The Department of Labor is now prevented from implementing the new Final Rule until charges made by 21 states and more than 50 business groups that sued to block the rule can be further investigated.
The states and business groups claimed that the new Final Rule would cause serious financial harm to certain employers, and that the Obama administration had gone beyond its authority in issuing the mandate to change the salary threshold from $23,660 to $47,476 (read more here).
According to the injunction, employers should continue to follow the current rule and not put into place any changes until after the new Final Rule has been reviewed further.
This does not definitely mean that the new overtime rule will go away — it can be put into place after further review, either in its existing format, or slightly altered. It is very possible that the DOL will challenge the decision of the Texas Federal Circuit Court because they back their decision-making process and deem the new Final Rule fair and legal.

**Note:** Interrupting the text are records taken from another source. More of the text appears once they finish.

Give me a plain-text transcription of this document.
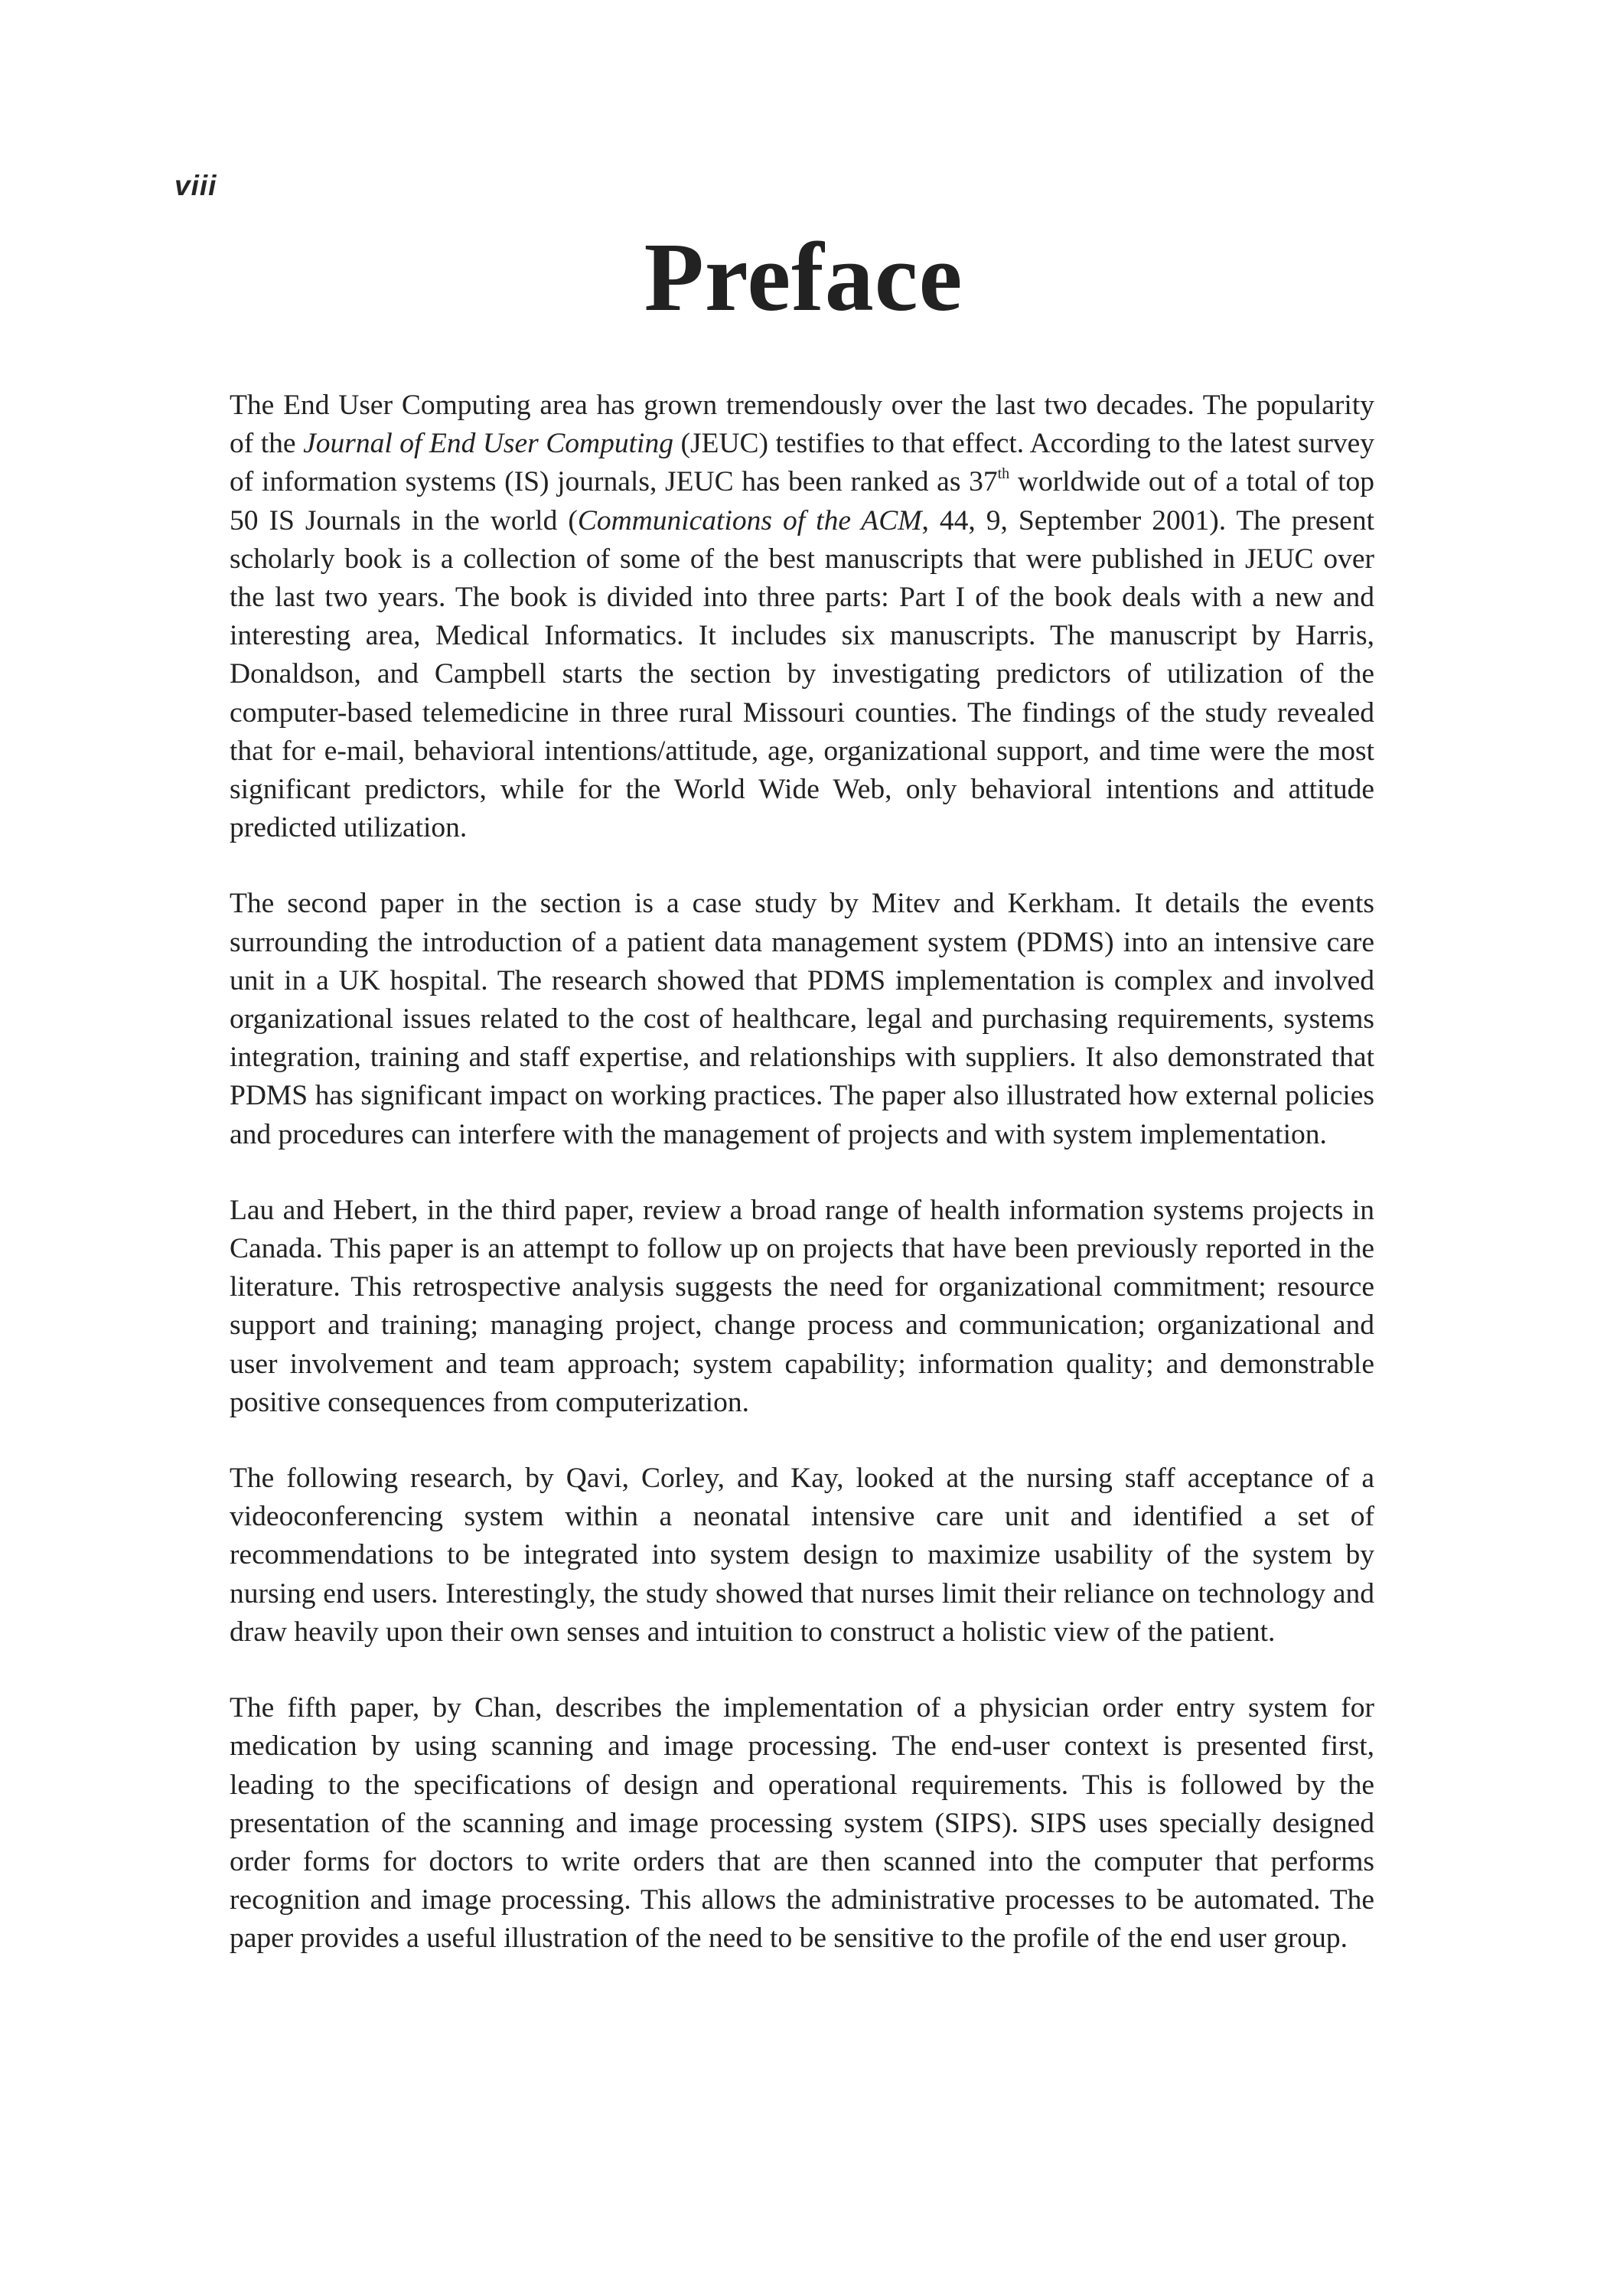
viii
Preface

The End User Computing area has grown tremendously over the last two decades. The popularity of the Journal of End User Computing (JEUC) testifies to that effect. According to the latest survey of information systems (IS) journals, JEUC has been ranked as 37th worldwide out of a total of top 50 IS Journals in the world (Communications of the ACM, 44, 9, September 2001). The present scholarly book is a collection of some of the best manuscripts that were published in JEUC over the last two years. The book is divided into three parts: Part I of the book deals with a new and interesting area, Medical Informatics. It includes six manuscripts. The manuscript by Harris, Donaldson, and Campbell starts the section by investigating predictors of utilization of the computer-based telemedicine in three rural Missouri counties. The findings of the study revealed that for e-mail, behavioral intentions/attitude, age, organizational support, and time were the most significant predictors, while for the World Wide Web, only behavioral intentions and attitude predicted utilization.

The second paper in the section is a case study by Mitev and Kerkham. It details the events surrounding the introduction of a patient data management system (PDMS) into an intensive care unit in a UK hospital. The research showed that PDMS implementation is complex and involved organizational issues related to the cost of healthcare, legal and purchasing requirements, systems integration, training and staff expertise, and relationships with suppliers. It also demonstrated that PDMS has significant impact on working practices. The paper also illustrated how external policies and procedures can interfere with the management of projects and with system implementation.

Lau and Hebert, in the third paper, review a broad range of health information systems projects in Canada. This paper is an attempt to follow up on projects that have been previously reported in the literature. This retrospective analysis suggests the need for organizational commitment; resource support and training; managing project, change process and communication; organizational and user involvement and team approach; system capability; information quality; and demonstrable positive consequences from computerization.

The following research, by Qavi, Corley, and Kay, looked at the nursing staff acceptance of a videoconferencing system within a neonatal intensive care unit and identified a set of recommendations to be integrated into system design to maximize usability of the system by nursing end users. Interestingly, the study showed that nurses limit their reliance on technology and draw heavily upon their own senses and intuition to construct a holistic view of the patient.

The fifth paper, by Chan, describes the implementation of a physician order entry system for medication by using scanning and image processing. The end-user context is presented first, leading to the specifications of design and operational requirements. This is followed by the presentation of the scanning and image processing system (SIPS). SIPS uses specially designed order forms for doctors to write orders that are then scanned into the computer that performs recognition and image processing. This allows the administrative processes to be automated. The paper provides a useful illustration of the need to be sensitive to the profile of the end user group.
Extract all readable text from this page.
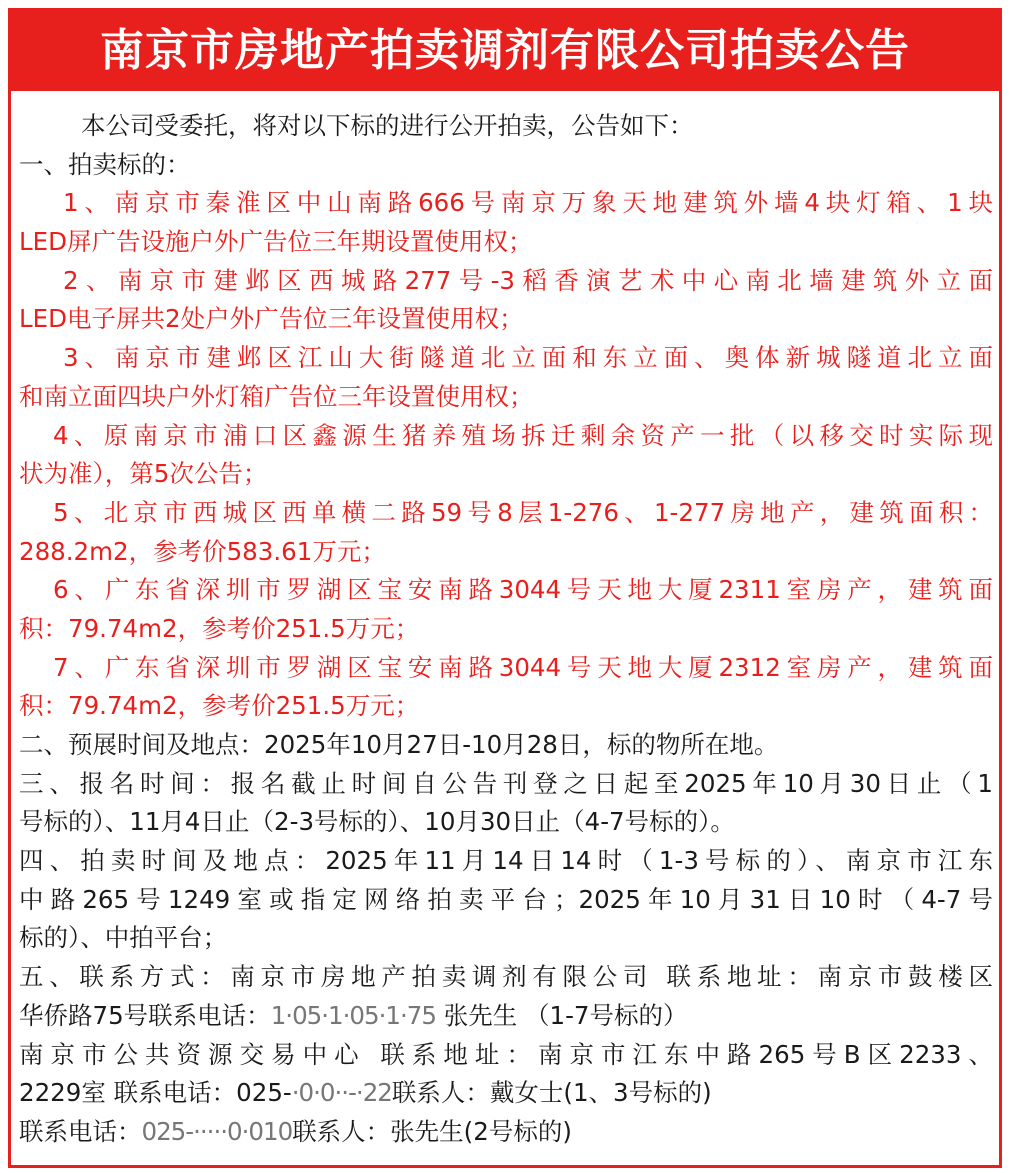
南京市房地产拍卖调剂有限公司拍卖公告
本公司受委托，将对以下标的进行公开拍卖，公告如下：
一、拍卖标的：
1、南京市秦淮区中山南路666号南京万象天地建筑外墙4块灯箱、1块
LED屏广告设施户外广告位三年期设置使用权；
2、南京市建邺区西城路277号-3稻香演艺术中心南北墙建筑外立面
LED电子屏共2处户外广告位三年设置使用权；
3、南京市建邺区江山大街隧道北立面和东立面、奥体新城隧道北立面
和南立面四块户外灯箱广告位三年设置使用权；
4、原南京市浦口区鑫源生猪养殖场拆迁剩余资产一批（以移交时实际现
状为准），第5次公告；
5、北京市西城区西单横二路59号8层1-276、1-277房地产，建筑面积：
288.2m2，参考价583.61万元；
6、广东省深圳市罗湖区宝安南路3044号天地大厦2311室房产，建筑面
积：79.74m2，参考价251.5万元；
7、广东省深圳市罗湖区宝安南路3044号天地大厦2312室房产，建筑面
积：79.74m2，参考价251.5万元；
二、预展时间及地点：2025年10月27日-10月28日，标的物所在地。
三、报名时间：报名截止时间自公告刊登之日起至2025年10月30日止（1
号标的）、11月4日止（2-3号标的）、10月30日止（4-7号标的）。
四、拍卖时间及地点：2025年11月14日14时（1-3号标的）、南京市江东
中路265号1249室或指定网络拍卖平台；2025年10月31日10时（4-7号
标的）、中拍平台；
五、联系方式：南京市房地产拍卖调剂有限公司 联系地址：南京市鼓楼区
华侨路75号联系电话：1·05·1·05·1·75 张先生 （1-7号标的）
南京市公共资源交易中心 联系地址：南京市江东中路265号B区2233、
2229室 联系电话：025-·0·0··-·22联系人：戴女士(1、3号标的)
联系电话：025-·····0·010联系人：张先生(2号标的)
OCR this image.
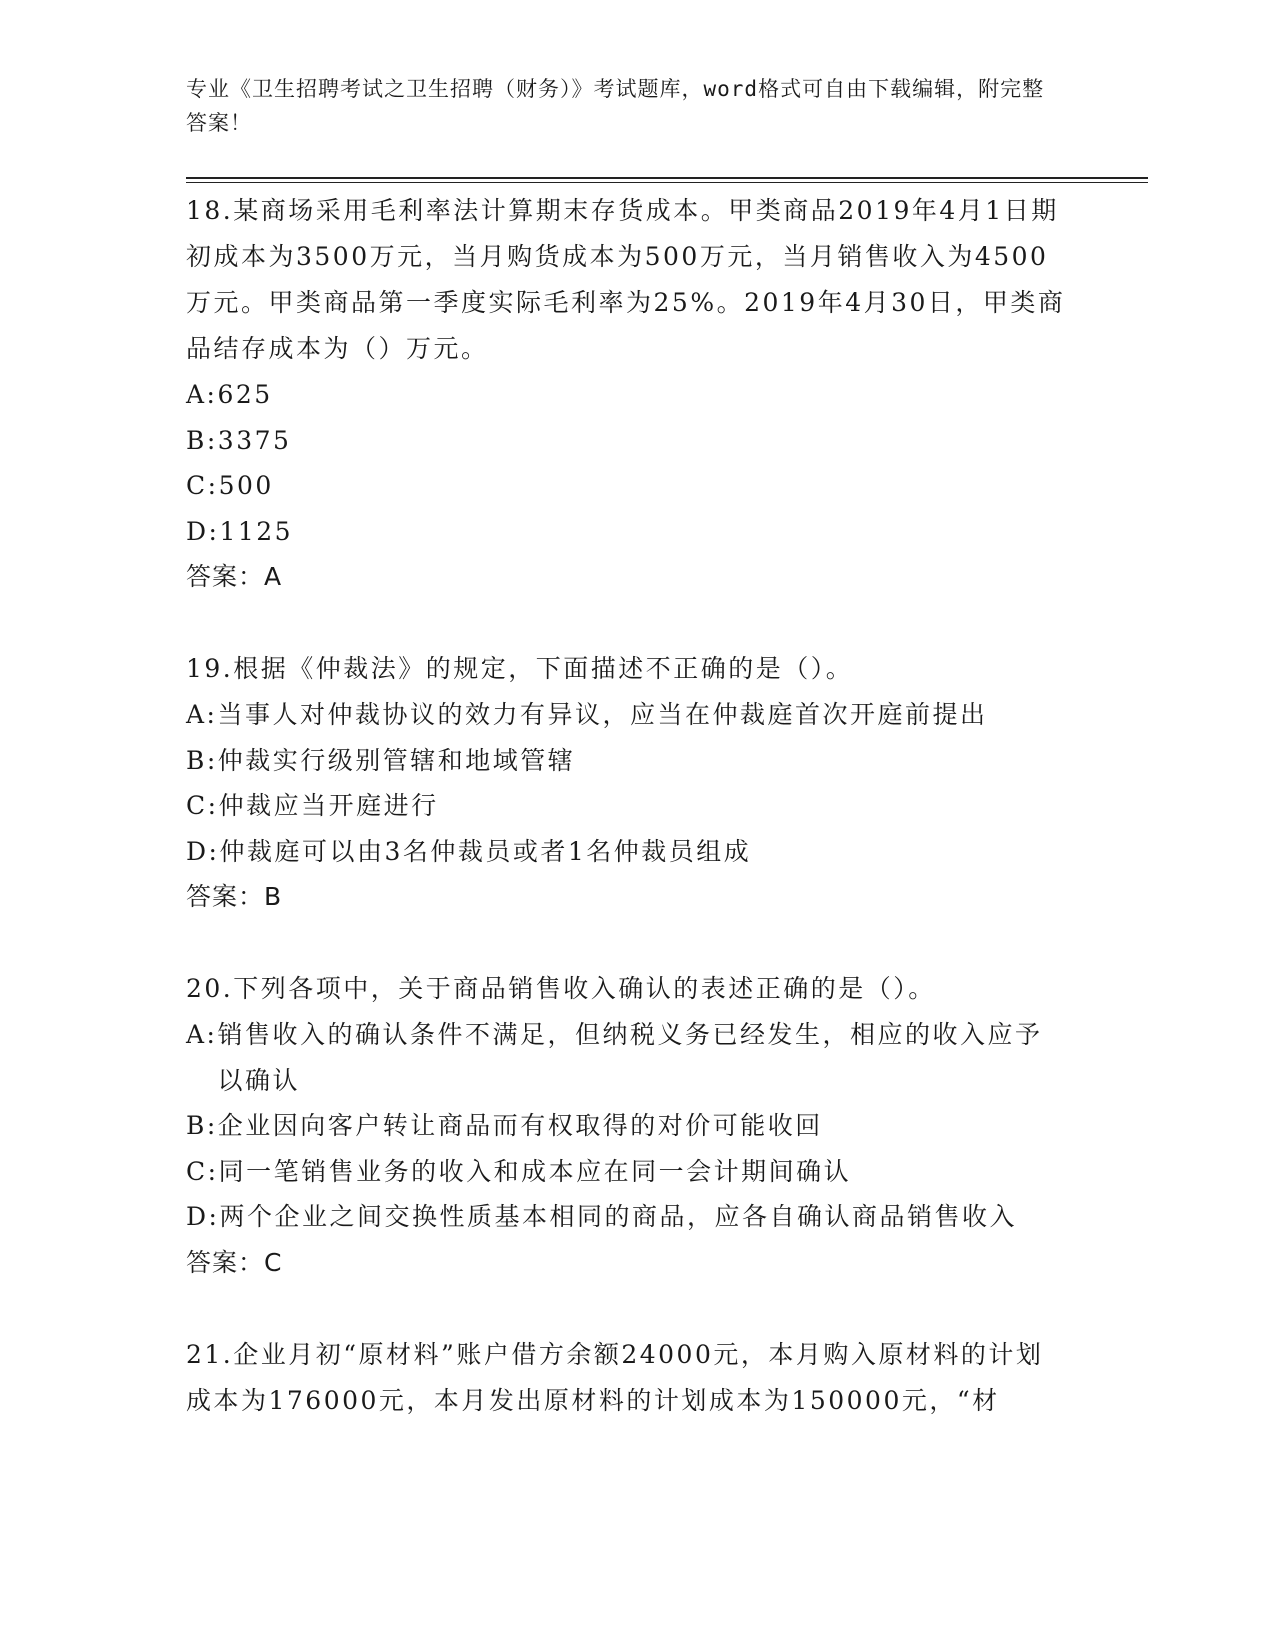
专业《卫生招聘考试之卫生招聘（财务）》考试题库，word格式可自由下载编辑，附完整答案！
18.某商场采用毛利率法计算期末存货成本。甲类商品2019年4月1日期初成本为3500万元，当月购货成本为500万元，当月销售收入为4500万元。甲类商品第一季度实际毛利率为25%。2019年4月30日，甲类商品结存成本为（）万元。
A: 625
B: 3375
C: 500
D: 1125
答案：A
19.根据《仲裁法》的规定，下面描述不正确的是（）。
A: 当事人对仲裁协议的效力有异议，应当在仲裁庭首次开庭前提出
B: 仲裁实行级别管辖和地域管辖
C: 仲裁应当开庭进行
D: 仲裁庭可以由3名仲裁员或者1名仲裁员组成
答案：B
20.下列各项中，关于商品销售收入确认的表述正确的是（）。
A: 销售收入的确认条件不满足，但纳税义务已经发生，相应的收入应予以确认
B: 企业因向客户转让商品而有权取得的对价可能收回
C: 同一笔销售业务的收入和成本应在同一会计期间确认
D: 两个企业之间交换性质基本相同的商品，应各自确认商品销售收入
答案：C
21.企业月初“原材料”账户借方余额24000元，本月购入原材料的计划成本为176000元，本月发出原材料的计划成本为150000元，“材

If you have already put in place changes in anticipation of the Dec. 1 deadline, it might be difficult to undo what’s already been done, especially if that involved increasing wages to comply with the higher limits.
Take comfort in the fact that even if the Final Rule in its current state is overturned, there will probably be a new rule with an increase to the overtime threshold and you'll be ahead of the game when that is eventually handed down.
If you have not already put in place changes, hold off for now but hold on to your plans in anticipation of the new iteration of the ruling which will likely come once the Trump administration is settled.